Randy made a claim that implied reading my web log was better than poking yourself in the eye. Well, it no longer has to be! That's right, I've assembled 10 different ways to poke your eye, the most exciting, fun and exhilirating possibilities of the modern era. The days of mundanely touching your eyeball with the tip of your index finger are over. Next time you're at a party, impress your friends with your knowledge of eye-poking. Or compete in Taiwan's annual Eye-Poking Competition with confidence and skill. The ten possibilities are endless**!
- Use a fork. Try to get all the prongs into your eyeball.
- Wear a contact with a banana image on it. Get a monkey to poke at it.
- Watch Pulp Fiction. Everytime you hear the word "Fuck" or a variation, poke your eye with a heroine syringe.
- Find two guys named Larry and Curly, then smack them in creative ways. Eventually you'll be poked in the eye with amazing synchronism.
- Pretend you've just seen Syriana (the George Clooney movie), this will cause you to poke your eye with anything available in hopes of ridding yourself of the terrible image burned into your retina.
- Use your pinkies!
- Use somebody else's pinky toes.
- Lay in bed.
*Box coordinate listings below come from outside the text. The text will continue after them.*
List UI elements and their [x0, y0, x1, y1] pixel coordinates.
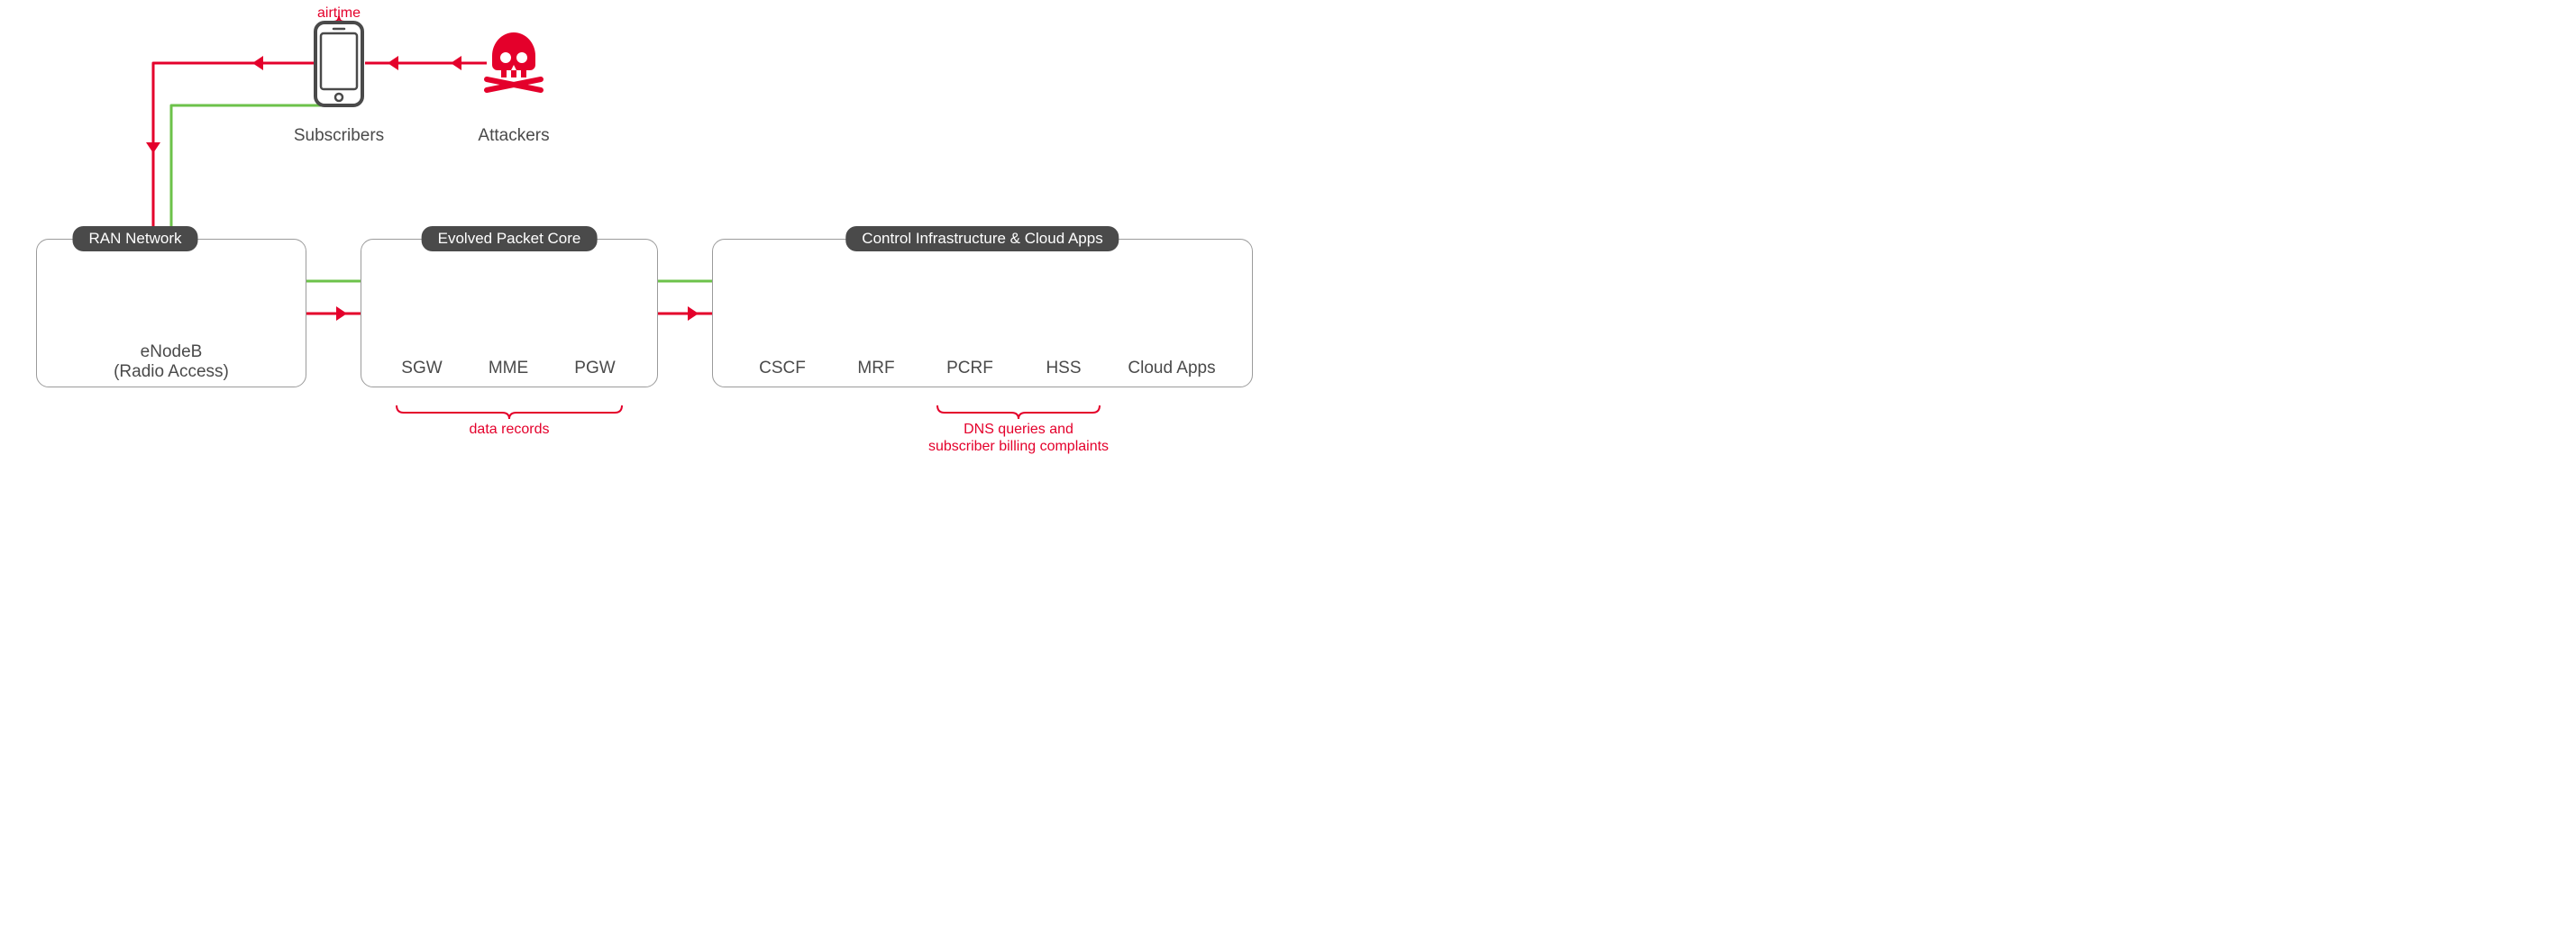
skull-icon [487, 32, 541, 90]
label-sgw: SGW [401, 359, 442, 378]
label-pcrf: PCRF [946, 359, 993, 378]
label-subscribers: Subscribers [294, 126, 384, 146]
label-enodeb2: (Radio Access) [114, 362, 229, 382]
label-mrf: MRF [857, 359, 894, 378]
redlabel-dns1: DNS queries and [964, 422, 1073, 438]
phone-icon [315, 23, 362, 105]
label-enodeb1: eNodeB [141, 342, 203, 362]
label-hss: HSS [1046, 359, 1081, 378]
redlabel-dns2: subscriber billing complaints [928, 439, 1109, 455]
label-mme: MME [489, 359, 528, 378]
label-cscf: CSCF [759, 359, 806, 378]
ran-pill: RAN Network [73, 226, 198, 251]
epc-pill: Evolved Packet Core [422, 226, 598, 251]
label-pgw: PGW [574, 359, 615, 378]
cloud-pill: Control Infrastructure & Cloud Apps [845, 226, 1119, 251]
redlabel-airtime: airtime [317, 5, 361, 22]
redlabel-datarec: data records [470, 422, 550, 438]
label-attackers: Attackers [478, 126, 549, 146]
label-cloudapps: Cloud Apps [1128, 359, 1215, 378]
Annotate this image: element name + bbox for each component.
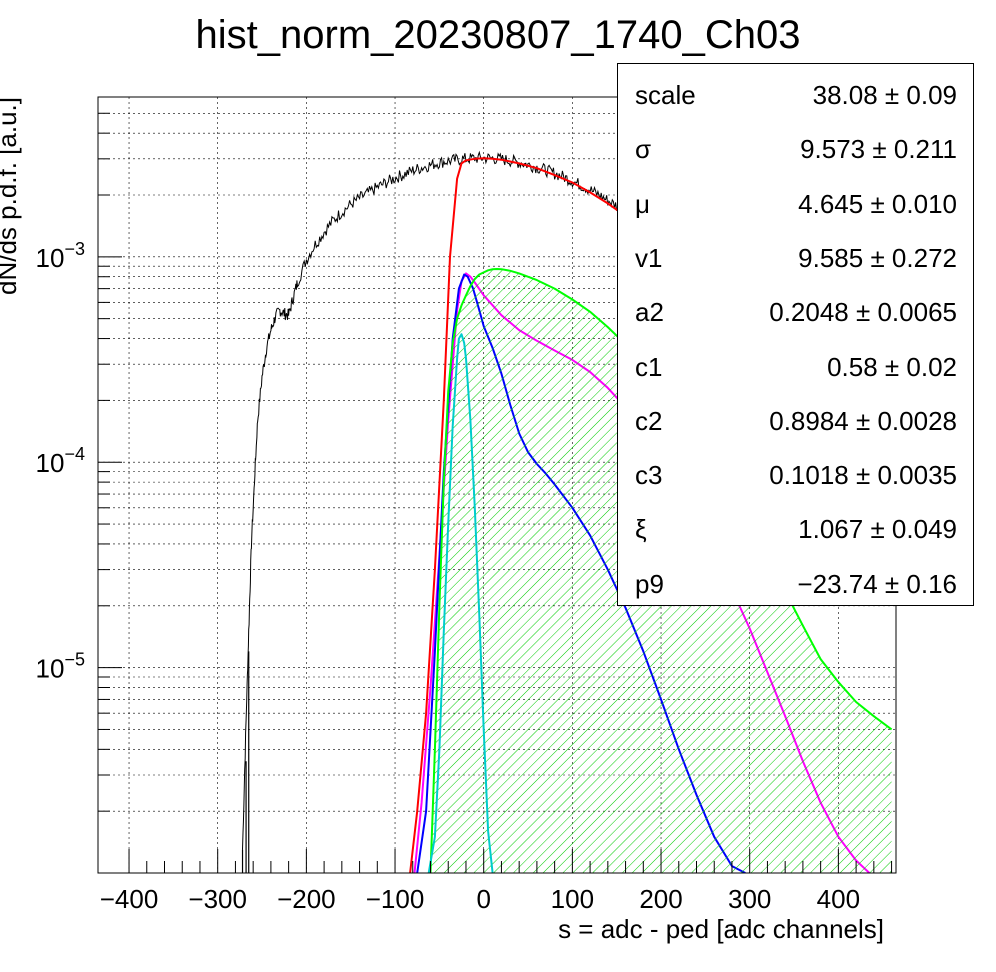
stats-param-name: μ [635, 188, 650, 219]
stats-row: scale 38.08 ± 0.09 [618, 68, 973, 122]
y-tick-label: 10−4 [36, 444, 85, 478]
x-axis-label: s = adc - ped [adc channels] [558, 914, 884, 944]
stats-param-value: 38.08 ± 0.09 [812, 80, 957, 110]
x-tick-label: 0 [476, 884, 490, 914]
stats-row: μ 4.645 ± 0.010 [618, 177, 973, 231]
stats-param-name: c3 [635, 460, 663, 491]
stats-param-name: ξ [635, 514, 647, 545]
y-axis-label: dN/ds p.d.f. [a.u.] [0, 97, 22, 295]
chart-title: hist_norm_20230807_1740_Ch03 [196, 13, 801, 57]
stats-param-value: −23.74 ± 0.16 [797, 568, 957, 599]
x-tick-label: 200 [639, 884, 682, 914]
x-tick-label: −100 [366, 884, 425, 914]
stats-row: a2 0.2048 ± 0.0065 [618, 285, 973, 339]
stats-param-value: 0.8984 ± 0.0028 [769, 405, 957, 436]
x-tick-label: 100 [551, 884, 594, 914]
stats-param-name: σ [635, 134, 652, 165]
stats-row: ξ 1.067 ± 0.049 [618, 502, 973, 556]
stats-row: c1 0.58 ± 0.02 [618, 340, 973, 394]
stats-param-value: 9.585 ± 0.272 [798, 242, 957, 273]
x-tick-label: −400 [100, 884, 159, 914]
y-tick-label: 10−3 [36, 239, 85, 273]
stats-param-value: 0.2048 ± 0.0065 [769, 297, 957, 328]
axes: −400 −300 −200 −100 0 100 200 300 400 10−3 10−4 10−… [36, 96, 893, 914]
stats-param-name: scale [635, 80, 696, 110]
stats-row: c3 0.1018 ± 0.0035 [618, 448, 973, 502]
stats-row: p9 −23.74 ± 0.16 [618, 557, 973, 611]
x-tick-label: 300 [728, 884, 771, 914]
stats-param-value: 4.645 ± 0.010 [798, 188, 957, 219]
x-tick-label: −300 [188, 884, 247, 914]
stats-param-name: v1 [635, 242, 663, 273]
y-tick-label: 10−5 [36, 650, 85, 684]
stats-row: σ 9.573 ± 0.211 [618, 122, 973, 176]
stats-param-name: p9 [635, 568, 664, 599]
x-tick-label: 400 [817, 884, 860, 914]
stats-row: v1 9.585 ± 0.272 [618, 231, 973, 285]
stats-param-value: 0.58 ± 0.02 [827, 351, 957, 382]
stats-row: c2 0.8984 ± 0.0028 [618, 394, 973, 448]
fit-curve-5 [427, 333, 494, 873]
stats-param-value: 1.067 ± 0.049 [798, 514, 957, 545]
fit-stats-box: scale 38.08 ± 0.09 σ 9.573 ± 0.211 μ 4.645 ± … [617, 63, 974, 606]
x-tick-label: −200 [277, 884, 336, 914]
stats-param-name: c1 [635, 351, 663, 382]
stats-param-name: a2 [635, 297, 664, 328]
stats-param-value: 0.1018 ± 0.0035 [769, 460, 957, 491]
stats-param-value: 9.573 ± 0.211 [800, 134, 957, 165]
histogram-data [242, 150, 625, 850]
stats-param-name: c2 [635, 405, 663, 436]
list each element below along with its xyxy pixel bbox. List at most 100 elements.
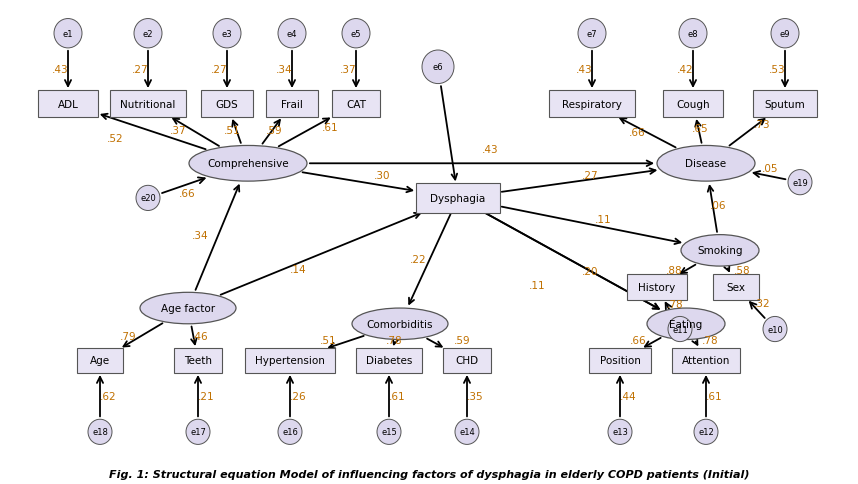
- Text: History: History: [638, 283, 675, 292]
- Text: .78: .78: [668, 300, 684, 310]
- Text: .78: .78: [702, 335, 718, 345]
- Circle shape: [608, 419, 632, 444]
- Circle shape: [186, 419, 210, 444]
- Text: .61: .61: [322, 122, 338, 132]
- Text: .44: .44: [619, 391, 637, 401]
- Text: Eating: Eating: [669, 319, 703, 329]
- Circle shape: [213, 19, 241, 49]
- Text: e14: e14: [459, 427, 474, 437]
- FancyBboxPatch shape: [627, 275, 687, 300]
- Circle shape: [668, 317, 692, 342]
- Text: Respiratory: Respiratory: [562, 99, 622, 109]
- Text: e4: e4: [287, 30, 297, 39]
- Text: Sputum: Sputum: [764, 99, 806, 109]
- Text: .35: .35: [467, 391, 483, 401]
- Text: e20: e20: [140, 194, 156, 203]
- Ellipse shape: [352, 308, 448, 340]
- Circle shape: [694, 419, 718, 444]
- Text: e18: e18: [92, 427, 108, 437]
- Text: e3: e3: [221, 30, 233, 39]
- Text: Smoking: Smoking: [698, 246, 743, 256]
- Text: .66: .66: [178, 189, 195, 199]
- Text: Teeth: Teeth: [184, 356, 212, 366]
- Text: CAT: CAT: [346, 99, 366, 109]
- Text: e9: e9: [780, 30, 790, 39]
- Text: e16: e16: [282, 427, 298, 437]
- Text: .61: .61: [389, 391, 405, 401]
- Text: .79: .79: [119, 332, 136, 342]
- Text: .43: .43: [576, 65, 592, 75]
- Circle shape: [136, 186, 160, 211]
- Circle shape: [134, 19, 162, 49]
- Text: .27: .27: [211, 65, 227, 75]
- Text: Position: Position: [600, 356, 640, 366]
- Text: .73: .73: [753, 120, 770, 130]
- Text: .11: .11: [529, 280, 546, 290]
- Text: .51: .51: [320, 335, 336, 345]
- Text: .06: .06: [710, 201, 726, 211]
- Text: .26: .26: [290, 391, 306, 401]
- Text: Sex: Sex: [727, 283, 746, 292]
- Ellipse shape: [657, 146, 755, 182]
- Text: e7: e7: [587, 30, 597, 39]
- Text: Diabetes: Diabetes: [366, 356, 412, 366]
- FancyBboxPatch shape: [753, 91, 817, 118]
- Text: e6: e6: [432, 63, 444, 72]
- FancyBboxPatch shape: [245, 348, 335, 373]
- Text: e10: e10: [767, 325, 782, 334]
- Circle shape: [771, 19, 799, 49]
- Text: e8: e8: [688, 30, 698, 39]
- Text: .78: .78: [386, 335, 402, 345]
- FancyBboxPatch shape: [589, 348, 651, 373]
- Text: .53: .53: [769, 65, 785, 75]
- Text: e2: e2: [142, 30, 154, 39]
- Text: Fig. 1: Structural equation Model of influencing factors of dysphagia in elderly: Fig. 1: Structural equation Model of inf…: [109, 469, 749, 479]
- Text: Disease: Disease: [686, 159, 727, 169]
- Text: Comprehensive: Comprehensive: [207, 159, 289, 169]
- Text: GDS: GDS: [215, 99, 239, 109]
- Text: .65: .65: [692, 123, 709, 134]
- Text: Age factor: Age factor: [161, 303, 215, 314]
- Text: .61: .61: [705, 391, 722, 401]
- FancyBboxPatch shape: [110, 91, 186, 118]
- Text: .22: .22: [409, 254, 426, 264]
- Text: e19: e19: [792, 178, 808, 187]
- Text: .21: .21: [197, 391, 214, 401]
- Text: e13: e13: [612, 427, 628, 437]
- Text: .05: .05: [762, 163, 778, 173]
- Text: e11: e11: [672, 325, 688, 334]
- Ellipse shape: [140, 293, 236, 324]
- Text: .66: .66: [629, 128, 645, 137]
- FancyBboxPatch shape: [77, 348, 123, 373]
- FancyBboxPatch shape: [713, 275, 759, 300]
- Circle shape: [455, 419, 479, 444]
- Text: .43: .43: [51, 65, 69, 75]
- Text: .34: .34: [275, 65, 293, 75]
- Circle shape: [679, 19, 707, 49]
- Circle shape: [788, 170, 812, 196]
- Text: .59: .59: [454, 335, 470, 345]
- Text: Cough: Cough: [676, 99, 710, 109]
- FancyBboxPatch shape: [38, 91, 98, 118]
- Ellipse shape: [189, 146, 307, 182]
- FancyBboxPatch shape: [416, 184, 500, 213]
- Text: .59: .59: [266, 125, 282, 136]
- Text: .34: .34: [191, 230, 208, 240]
- Text: .66: .66: [630, 335, 646, 345]
- Text: ADL: ADL: [57, 99, 78, 109]
- Text: Age: Age: [90, 356, 110, 366]
- FancyBboxPatch shape: [332, 91, 380, 118]
- Text: .30: .30: [374, 170, 390, 181]
- Text: .62: .62: [100, 391, 117, 401]
- FancyBboxPatch shape: [356, 348, 422, 373]
- Text: CHD: CHD: [456, 356, 479, 366]
- Text: .43: .43: [481, 144, 498, 154]
- Text: e15: e15: [381, 427, 397, 437]
- FancyBboxPatch shape: [443, 348, 491, 373]
- Text: Hypertension: Hypertension: [255, 356, 325, 366]
- Circle shape: [578, 19, 606, 49]
- Text: .37: .37: [340, 65, 356, 75]
- Text: .27: .27: [131, 65, 148, 75]
- FancyBboxPatch shape: [549, 91, 635, 118]
- Text: .88: .88: [666, 266, 682, 276]
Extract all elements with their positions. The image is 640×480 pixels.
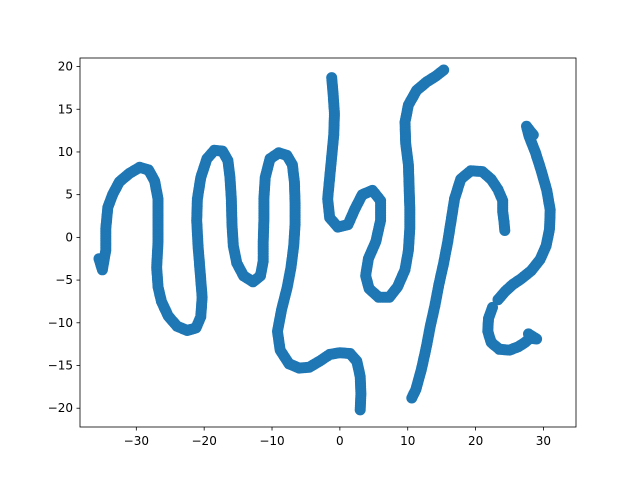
data-point — [438, 64, 450, 76]
x-tick-label: 0 — [336, 434, 344, 448]
y-tick-label: 5 — [65, 188, 73, 202]
axes-frame — [79, 57, 577, 428]
x-tick-label: 10 — [400, 434, 415, 448]
y-tick-label: −5 — [55, 273, 73, 287]
x-tick-label: −10 — [259, 434, 284, 448]
x-tick-label: −20 — [192, 434, 217, 448]
x-tick-label: 20 — [468, 434, 483, 448]
y-tick-label: 20 — [58, 60, 73, 74]
points-layer — [93, 64, 556, 416]
y-tick-label: 0 — [65, 230, 73, 244]
y-tick-label: −10 — [48, 316, 73, 330]
data-point — [523, 328, 534, 340]
y-tick-label: 10 — [58, 145, 73, 159]
y-tick-label: −15 — [48, 359, 73, 373]
y-tick-label: 15 — [58, 102, 73, 116]
data-point — [499, 225, 511, 236]
x-axis: −30 −20 −10 0 10 20 30 — [124, 427, 551, 448]
x-tick-label: 30 — [536, 434, 551, 448]
x-tick-label: −30 — [124, 434, 149, 448]
y-axis: −20 −15 −10 −5 0 5 10 15 20 — [48, 60, 80, 415]
y-tick-label: −20 — [48, 401, 73, 415]
data-point — [527, 129, 539, 141]
data-point — [354, 404, 366, 416]
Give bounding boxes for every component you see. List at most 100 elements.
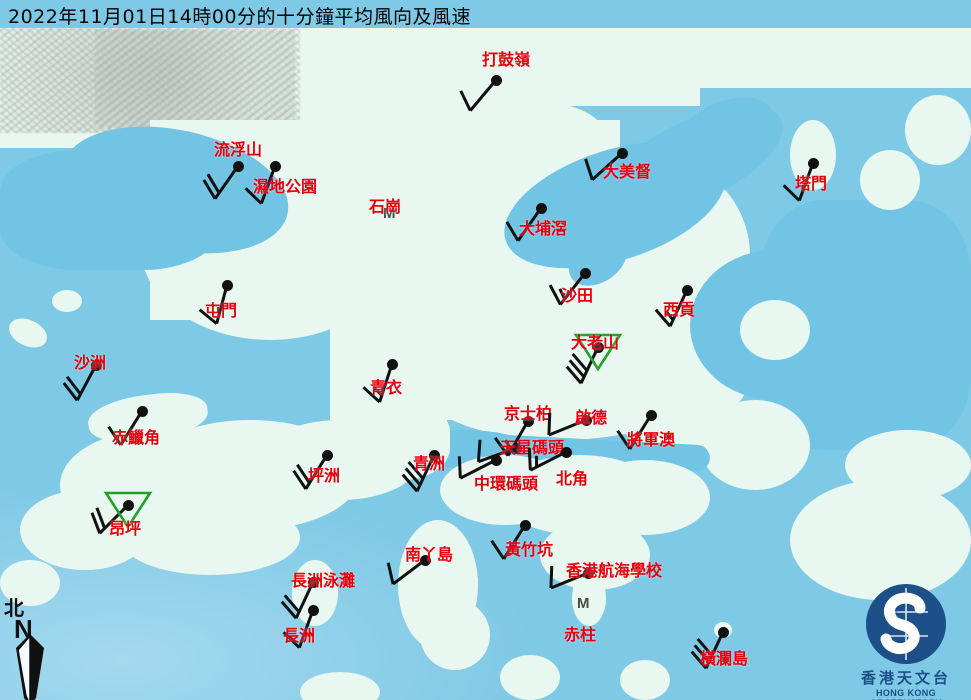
water-deep-bay-ext [0, 150, 220, 270]
compass-needle-icon [16, 634, 44, 700]
landmass-lantau-south [120, 500, 300, 575]
wind-barb-icon [584, 151, 624, 181]
wind-barb-icon [292, 454, 329, 490]
wind-barb-icon [386, 558, 426, 586]
station-label: 屯門 [205, 301, 238, 320]
station-dot [90, 359, 102, 371]
landmass-lamma-south [420, 600, 490, 670]
station-label: 橫瀾島 [700, 649, 749, 668]
compass-rose: 北 N [4, 592, 64, 700]
wind-barb-icon [505, 207, 543, 242]
station-dot [616, 147, 628, 159]
wind-barb-icon [198, 284, 229, 325]
station-label: 京士柏 [504, 404, 553, 423]
landmass-sai-kung-islet [740, 300, 810, 360]
wind-barb-icon [280, 581, 315, 620]
landmass-po-toi [620, 660, 670, 700]
gust-triangle-icon [573, 333, 623, 372]
gust-triangle-icon [103, 491, 153, 530]
hko-logo: 香港天文台 HONG KONG OBSERVATORY [846, 582, 966, 700]
station-label: 西貢 [663, 300, 696, 319]
wind-barb-icon [549, 566, 589, 590]
station-dot [807, 157, 819, 169]
missing-data-marker: M [383, 205, 396, 222]
urban-satellite-texture-2 [95, 30, 295, 128]
wind-barb-icon [616, 414, 653, 450]
station-label: 濕地公園 [253, 177, 318, 196]
station-dot [510, 442, 522, 454]
page-title: 2022年11月01日14時00分的十分鐘平均風向及風速 [8, 6, 472, 28]
station-label: 北角 [556, 469, 589, 488]
wind-barb-icon [90, 491, 153, 535]
station-label: 昂坪 [109, 519, 142, 538]
landmass-tsing-yi [370, 350, 460, 410]
landmass-se-islet [500, 655, 560, 700]
landmass-stanley-peninsula [572, 570, 606, 626]
landmass-clearwater-bay [700, 400, 810, 490]
station-label: 香港航海學校 [566, 561, 663, 580]
wind-barb-icon [548, 272, 587, 306]
station-label: 流浮山 [214, 140, 263, 159]
wind-barb-icon [362, 363, 394, 404]
station-dot [269, 160, 281, 172]
station-dot [579, 267, 591, 279]
station-dot [386, 358, 398, 370]
landmass-mainland-ne [640, 28, 971, 88]
station-label: 黃竹坑 [505, 540, 554, 559]
station-dot [419, 554, 431, 566]
station-dot [307, 604, 319, 616]
station-label: 青洲 [413, 454, 446, 473]
landmass-bottom-islet [300, 672, 380, 700]
hko-logo-name-cn: 香港天文台 [860, 669, 951, 687]
wind-barb-icon [690, 631, 725, 670]
station-label: 將軍澳 [627, 430, 676, 449]
station-label: 青衣 [370, 378, 403, 397]
station-dot [321, 449, 333, 461]
station-dot [645, 409, 657, 421]
station-dot [136, 405, 148, 417]
station-dot [232, 160, 244, 172]
station-label: 坪洲 [308, 466, 341, 485]
landmass-ne-islet-2 [905, 95, 971, 165]
wind-barb-icon [107, 410, 144, 446]
wind-barb-icon [565, 333, 623, 385]
station-label: 天星碼頭 [500, 438, 565, 457]
station-dot [592, 341, 604, 353]
station-label: 中環碼頭 [474, 474, 539, 493]
wind-barb-icon [527, 448, 567, 472]
wind-barb-icon [282, 609, 315, 649]
station-dot [582, 567, 594, 579]
wind-barb-icon [457, 456, 497, 480]
compass-label-cn: 北 [4, 596, 24, 620]
station-label: 大埔滘 [519, 219, 568, 238]
landmass-w-lantau-islet [0, 560, 60, 606]
hko-logo-name-en: HONG KONG OBSERVATORY [870, 688, 942, 700]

Throw a dart straight into the air and try to catch it on its return trip with your eyeball.
- Use a spoon to pluck out your eyeball. Set it on a table, then poke it angrily several times saying, "What are you gonna do about it, huh, huh?"
- Offer your eye a cigarette. When it refuses, force the cigarette into its pupil and say, "Everybody does it."
**The endlessness of the possibilities ends at option number ten.